Three Samsung employees allegedly leaked sensitive data ChatGPT


On the surface, ChatGPT may seem like a tool that can be useful for an array of work tasks. But before you ask the chatbot to summarize important memos or check your work for errors, it’s worth remembering that everything you share with ChatGPT is used to train the system. Might go and maybe even pop up in other users’ answers. Several Samsung employees should have known about it before allegedly sharing confidential information with the chatbot.

Shortly after Samsung’s semiconductor division allowed engineers to use ChatGPT, employees leaked secret information on at least three occasions. The Economist Korea (as seen Mashable, One employee reportedly asked the chatbot to check sensitive database source code for errors, another requested code optimization and a third fed the recorded meeting to ChatGPT and asked it to generate minutes.

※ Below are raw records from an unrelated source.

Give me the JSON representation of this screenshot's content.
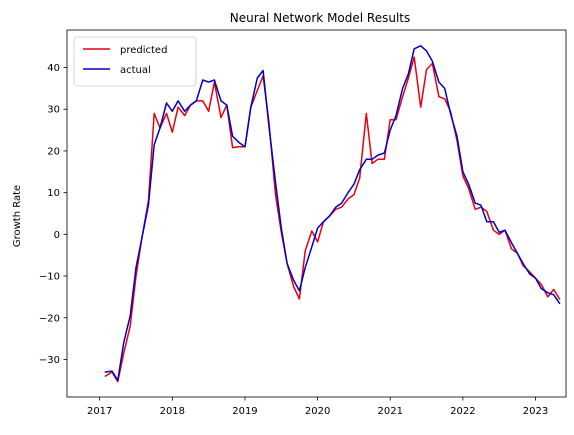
{
  "chart_data": {
    "type": "line",
    "title": "Neural Network Model Results",
    "xlabel": "",
    "ylabel": "Growth Rate",
    "xlim": [
      2016.55,
      2023.42
    ],
    "ylim": [
      -39,
      49
    ],
    "x_ticks": [
      2017,
      2018,
      2019,
      2020,
      2021,
      2022,
      2023
    ],
    "x_tick_labels": [
      "2017",
      "2018",
      "2019",
      "2020",
      "2021",
      "2022",
      "2023"
    ],
    "y_ticks": [
      -30,
      -20,
      -10,
      0,
      10,
      20,
      30,
      40
    ],
    "y_tick_labels": [
      "−30",
      "−20",
      "−10",
      "0",
      "10",
      "20",
      "30",
      "40"
    ],
    "grid": false,
    "legend_position": "top-left",
    "series": [
      {
        "name": "predicted",
        "color": "#e8000b",
        "points": [
          [
            2017.08,
            -34.0
          ],
          [
            2017.17,
            -33.0
          ],
          [
            2017.25,
            -35.3
          ],
          [
            2017.33,
            -28.5
          ],
          [
            2017.42,
            -22.0
          ],
          [
            2017.5,
            -10.0
          ],
          [
            2017.58,
            -1.0
          ],
          [
            2017.67,
            8.0
          ],
          [
            2017.75,
            29.0
          ],
          [
            2017.83,
            25.5
          ],
          [
            2017.92,
            29.0
          ],
          [
            2018.0,
            24.5
          ],
          [
            2018.08,
            30.5
          ],
          [
            2018.17,
            28.5
          ],
          [
            2018.25,
            31.0
          ],
          [
            2018.33,
            32.0
          ],
          [
            2018.42,
            32.0
          ],
          [
            2018.5,
            29.5
          ],
          [
            2018.58,
            36.5
          ],
          [
            2018.67,
            28.0
          ],
          [
            2018.75,
            31.0
          ],
          [
            2018.83,
            20.8
          ],
          [
            2018.92,
            21.0
          ],
          [
            2019.0,
            21.0
          ],
          [
            2019.08,
            30.5
          ],
          [
            2019.17,
            34.5
          ],
          [
            2019.25,
            38.0
          ],
          [
            2019.33,
            27.0
          ],
          [
            2019.42,
            9.5
          ],
          [
            2019.5,
            0.5
          ],
          [
            2019.58,
            -7.0
          ],
          [
            2019.67,
            -12.5
          ],
          [
            2019.75,
            -15.5
          ],
          [
            2019.83,
            -4.0
          ],
          [
            2019.92,
            0.8
          ],
          [
            2020.0,
            -1.8
          ],
          [
            2020.08,
            3.0
          ],
          [
            2020.17,
            4.5
          ],
          [
            2020.25,
            6.0
          ],
          [
            2020.33,
            6.5
          ],
          [
            2020.42,
            8.5
          ],
          [
            2020.5,
            9.5
          ],
          [
            2020.58,
            13.5
          ],
          [
            2020.67,
            29.0
          ],
          [
            2020.75,
            17.0
          ],
          [
            2020.83,
            18.0
          ],
          [
            2020.92,
            18.0
          ],
          [
            2021.0,
            27.5
          ],
          [
            2021.08,
            27.5
          ],
          [
            2021.17,
            33.0
          ],
          [
            2021.25,
            37.5
          ],
          [
            2021.33,
            42.5
          ],
          [
            2021.42,
            30.5
          ],
          [
            2021.5,
            39.5
          ],
          [
            2021.58,
            41.0
          ],
          [
            2021.67,
            33.0
          ],
          [
            2021.75,
            32.5
          ],
          [
            2021.83,
            29.5
          ],
          [
            2021.92,
            22.5
          ],
          [
            2022.0,
            14.0
          ],
          [
            2022.08,
            11.0
          ],
          [
            2022.17,
            6.0
          ],
          [
            2022.25,
            6.5
          ],
          [
            2022.33,
            5.5
          ],
          [
            2022.42,
            1.0
          ],
          [
            2022.5,
            0.0
          ],
          [
            2022.58,
            1.0
          ],
          [
            2022.67,
            -3.5
          ],
          [
            2022.75,
            -4.5
          ],
          [
            2022.83,
            -7.5
          ],
          [
            2022.92,
            -9.0
          ],
          [
            2023.0,
            -10.5
          ],
          [
            2023.08,
            -12.0
          ],
          [
            2023.17,
            -15.0
          ],
          [
            2023.25,
            -13.2
          ],
          [
            2023.33,
            -15.5
          ]
        ]
      },
      {
        "name": "actual",
        "color": "#0000c8",
        "points": [
          [
            2017.08,
            -33.0
          ],
          [
            2017.17,
            -32.8
          ],
          [
            2017.25,
            -35.0
          ],
          [
            2017.33,
            -26.0
          ],
          [
            2017.42,
            -19.5
          ],
          [
            2017.5,
            -8.0
          ],
          [
            2017.58,
            -1.0
          ],
          [
            2017.67,
            7.0
          ],
          [
            2017.75,
            21.5
          ],
          [
            2017.83,
            25.5
          ],
          [
            2017.92,
            31.5
          ],
          [
            2018.0,
            29.5
          ],
          [
            2018.08,
            32.0
          ],
          [
            2018.17,
            29.5
          ],
          [
            2018.25,
            31.0
          ],
          [
            2018.33,
            32.0
          ],
          [
            2018.42,
            37.0
          ],
          [
            2018.5,
            36.5
          ],
          [
            2018.58,
            37.0
          ],
          [
            2018.67,
            32.0
          ],
          [
            2018.75,
            31.0
          ],
          [
            2018.83,
            23.5
          ],
          [
            2018.92,
            22.0
          ],
          [
            2019.0,
            21.0
          ],
          [
            2019.08,
            30.5
          ],
          [
            2019.17,
            37.5
          ],
          [
            2019.25,
            39.3
          ],
          [
            2019.33,
            26.0
          ],
          [
            2019.42,
            12.5
          ],
          [
            2019.5,
            1.5
          ],
          [
            2019.58,
            -7.0
          ],
          [
            2019.67,
            -11.0
          ],
          [
            2019.75,
            -13.5
          ],
          [
            2019.83,
            -8.0
          ],
          [
            2019.92,
            -3.0
          ],
          [
            2020.0,
            1.5
          ],
          [
            2020.08,
            3.0
          ],
          [
            2020.17,
            4.5
          ],
          [
            2020.25,
            6.5
          ],
          [
            2020.33,
            7.5
          ],
          [
            2020.42,
            10.0
          ],
          [
            2020.5,
            12.0
          ],
          [
            2020.58,
            15.5
          ],
          [
            2020.67,
            18.0
          ],
          [
            2020.75,
            18.0
          ],
          [
            2020.83,
            19.0
          ],
          [
            2020.92,
            19.5
          ],
          [
            2021.0,
            25.0
          ],
          [
            2021.08,
            28.5
          ],
          [
            2021.17,
            35.0
          ],
          [
            2021.25,
            38.5
          ],
          [
            2021.33,
            44.5
          ],
          [
            2021.42,
            45.2
          ],
          [
            2021.5,
            44.0
          ],
          [
            2021.58,
            41.5
          ],
          [
            2021.67,
            36.5
          ],
          [
            2021.75,
            35.0
          ],
          [
            2021.83,
            29.0
          ],
          [
            2021.92,
            23.5
          ],
          [
            2022.0,
            15.0
          ],
          [
            2022.08,
            12.0
          ],
          [
            2022.17,
            7.5
          ],
          [
            2022.25,
            7.0
          ],
          [
            2022.33,
            3.0
          ],
          [
            2022.42,
            3.0
          ],
          [
            2022.5,
            0.5
          ],
          [
            2022.58,
            1.0
          ],
          [
            2022.67,
            -2.0
          ],
          [
            2022.75,
            -4.5
          ],
          [
            2022.83,
            -7.0
          ],
          [
            2022.92,
            -9.5
          ],
          [
            2023.0,
            -10.5
          ],
          [
            2023.08,
            -13.0
          ],
          [
            2023.17,
            -14.0
          ],
          [
            2023.25,
            -14.5
          ],
          [
            2023.33,
            -16.5
          ]
        ]
      }
    ]
  }
}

Reports suggest that, after learning of the security lapse, Samsung attempted to limit the extent of future lapses by limiting the length of employees’ ChatGPT to one kilobyte, or 1024 characters of text. The company is said to be investigating three employees and is building its own chatbot to prevent similar mishaps. Engadget has contacted Samsung for comment.

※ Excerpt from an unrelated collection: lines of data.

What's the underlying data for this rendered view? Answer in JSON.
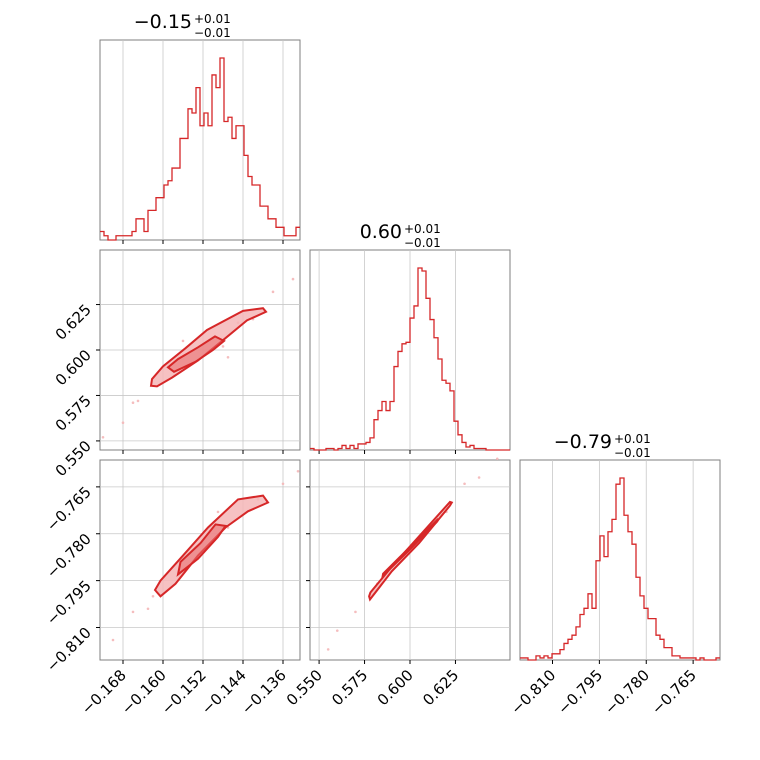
{
  "chart_data": {
    "type": "corner",
    "color": "#d62728",
    "fill_color": "#f4b6b7",
    "grid": true,
    "parameters": [
      {
        "title_main": "−0.15",
        "title_sup": "+0.01",
        "title_sub": "−0.01"
      },
      {
        "title_main": "0.60",
        "title_sup": "+0.01",
        "title_sub": "−0.01"
      },
      {
        "title_main": "−0.79",
        "title_sup": "+0.01",
        "title_sub": "−0.01"
      }
    ],
    "axes": [
      {
        "range": [
          -0.1726,
          -0.1326
        ],
        "ticks": [
          -0.168,
          -0.16,
          -0.152,
          -0.144,
          -0.136
        ],
        "tick_labels": [
          "−0.168",
          "−0.160",
          "−0.152",
          "−0.144",
          "−0.136"
        ]
      },
      {
        "range": [
          0.545,
          0.655
        ],
        "ticks": [
          0.55,
          0.575,
          0.6,
          0.625
        ],
        "tick_labels": [
          "0.550",
          "0.575",
          "0.600",
          "0.625"
        ]
      },
      {
        "range": [
          -0.8204,
          -0.7564
        ],
        "ticks": [
          -0.81,
          -0.795,
          -0.78,
          -0.765
        ],
        "tick_labels": [
          "−0.810",
          "−0.795",
          "−0.780",
          "−0.765"
        ]
      }
    ],
    "histograms": [
      {
        "param": 0,
        "counts": [
          2,
          1,
          0,
          0,
          1,
          1,
          1,
          1,
          2,
          5,
          5,
          2,
          7,
          7,
          10,
          10,
          13,
          14,
          17,
          17,
          24,
          24,
          31,
          30,
          36,
          27,
          30,
          27,
          39,
          36,
          43,
          28,
          29,
          24,
          27,
          27,
          20,
          15,
          13,
          13,
          8,
          8,
          5,
          5,
          3,
          3,
          1,
          1,
          1,
          3
        ]
      },
      {
        "param": 1,
        "counts": [
          1,
          0,
          0,
          0,
          1,
          1,
          0,
          1,
          3,
          1,
          3,
          1,
          4,
          4,
          5,
          8,
          20,
          26,
          32,
          26,
          32,
          55,
          65,
          70,
          71,
          87,
          95,
          120,
          118,
          100,
          86,
          74,
          60,
          46,
          44,
          39,
          19,
          10,
          5,
          2,
          3,
          1,
          1,
          1,
          0,
          0,
          0,
          0,
          0,
          0
        ]
      },
      {
        "param": 2,
        "counts": [
          1,
          1,
          0,
          0,
          2,
          1,
          2,
          1,
          3,
          3,
          5,
          8,
          10,
          12,
          16,
          22,
          25,
          32,
          25,
          48,
          60,
          50,
          62,
          68,
          85,
          88,
          70,
          62,
          56,
          40,
          31,
          25,
          20,
          20,
          12,
          10,
          6,
          6,
          2,
          2,
          1,
          1,
          1,
          1,
          0,
          1,
          0,
          0,
          0,
          1
        ]
      }
    ],
    "scatter": [
      {
        "x_param": 0,
        "y_param": 1,
        "contours": [
          {
            "level": "outer",
            "points": [
              [
                -0.1624,
                0.5803
              ],
              [
                -0.1612,
                0.58
              ],
              [
                -0.1582,
                0.5848
              ],
              [
                -0.153,
                0.5942
              ],
              [
                -0.148,
                0.6054
              ],
              [
                -0.1432,
                0.6163
              ],
              [
                -0.1394,
                0.621
              ],
              [
                -0.14,
                0.623
              ],
              [
                -0.144,
                0.6215
              ],
              [
                -0.1512,
                0.611
              ],
              [
                -0.1555,
                0.601
              ],
              [
                -0.16,
                0.591
              ],
              [
                -0.1622,
                0.584
              ]
            ]
          },
          {
            "level": "inner",
            "points": [
              [
                -0.1578,
                0.588
              ],
              [
                -0.1535,
                0.5935
              ],
              [
                -0.15,
                0.6
              ],
              [
                -0.1478,
                0.605
              ],
              [
                -0.1496,
                0.6075
              ],
              [
                -0.153,
                0.6015
              ],
              [
                -0.157,
                0.595
              ],
              [
                -0.159,
                0.5905
              ]
            ]
          }
        ],
        "points": [
          [
            -0.172,
            0.552
          ],
          [
            -0.168,
            0.56
          ],
          [
            -0.165,
            0.572
          ],
          [
            -0.166,
            0.571
          ],
          [
            -0.142,
            0.617
          ],
          [
            -0.138,
            0.632
          ],
          [
            -0.134,
            0.639
          ],
          [
            -0.145,
            0.615
          ],
          [
            -0.156,
            0.605
          ],
          [
            -0.147,
            0.596
          ],
          [
            -0.148,
            0.602
          ]
        ]
      },
      {
        "x_param": 0,
        "y_param": 2,
        "contours": [
          {
            "level": "outer",
            "points": [
              [
                -0.1616,
                -0.798
              ],
              [
                -0.1605,
                -0.8
              ],
              [
                -0.1575,
                -0.796
              ],
              [
                -0.153,
                -0.787
              ],
              [
                -0.1475,
                -0.778
              ],
              [
                -0.143,
                -0.7728
              ],
              [
                -0.139,
                -0.77
              ],
              [
                -0.14,
                -0.7678
              ],
              [
                -0.145,
                -0.769
              ],
              [
                -0.151,
                -0.778
              ],
              [
                -0.156,
                -0.787
              ],
              [
                -0.1605,
                -0.795
              ]
            ]
          },
          {
            "level": "inner",
            "points": [
              [
                -0.157,
                -0.793
              ],
              [
                -0.153,
                -0.788
              ],
              [
                -0.149,
                -0.781
              ],
              [
                -0.1475,
                -0.7775
              ],
              [
                -0.1495,
                -0.777
              ],
              [
                -0.1525,
                -0.783
              ],
              [
                -0.1565,
                -0.789
              ]
            ]
          }
        ],
        "points": [
          [
            -0.17,
            -0.814
          ],
          [
            -0.166,
            -0.805
          ],
          [
            -0.163,
            -0.804
          ],
          [
            -0.162,
            -0.8
          ],
          [
            -0.141,
            -0.769
          ],
          [
            -0.136,
            -0.764
          ],
          [
            -0.133,
            -0.76
          ],
          [
            -0.147,
            -0.778
          ],
          [
            -0.152,
            -0.785
          ],
          [
            -0.149,
            -0.773
          ]
        ]
      },
      {
        "x_param": 1,
        "y_param": 2,
        "contours": [
          {
            "level": "outer",
            "points": [
              [
                0.5775,
                -0.8
              ],
              [
                0.578,
                -0.801
              ],
              [
                0.59,
                -0.792
              ],
              [
                0.605,
                -0.783
              ],
              [
                0.622,
                -0.771
              ],
              [
                0.623,
                -0.77
              ],
              [
                0.622,
                -0.7698
              ],
              [
                0.605,
                -0.7808
              ],
              [
                0.59,
                -0.7905
              ],
              [
                0.5782,
                -0.7988
              ]
            ]
          },
          {
            "level": "inner",
            "points": [
              [
                0.585,
                -0.7935
              ],
              [
                0.6,
                -0.785
              ],
              [
                0.615,
                -0.776
              ],
              [
                0.6155,
                -0.7752
              ],
              [
                0.6,
                -0.7842
              ],
              [
                0.5852,
                -0.7928
              ]
            ]
          }
        ],
        "points": [
          [
            0.555,
            -0.817
          ],
          [
            0.56,
            -0.811
          ],
          [
            0.57,
            -0.805
          ],
          [
            0.63,
            -0.764
          ],
          [
            0.638,
            -0.762
          ],
          [
            0.648,
            -0.756
          ],
          [
            0.62,
            -0.773
          ],
          [
            0.582,
            -0.796
          ]
        ]
      }
    ]
  }
}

ChatGPT’s data policy states that unless users explicitly opt out, it uses their signals to train its models. The chatbot’s owner, OpenAI, urged users not to share secret information with ChatGPT in conversations because it “isn’t able to remove specific prompts from your history.” The only way to get rid of personally identifying information on ChatGPT is to delete your account – a process that can take up to four weeks.

The Samsung saga is another example of why it’s worth exercising caution when using chatbots, as you probably should with all of your online activities. You never really know where your data will end up.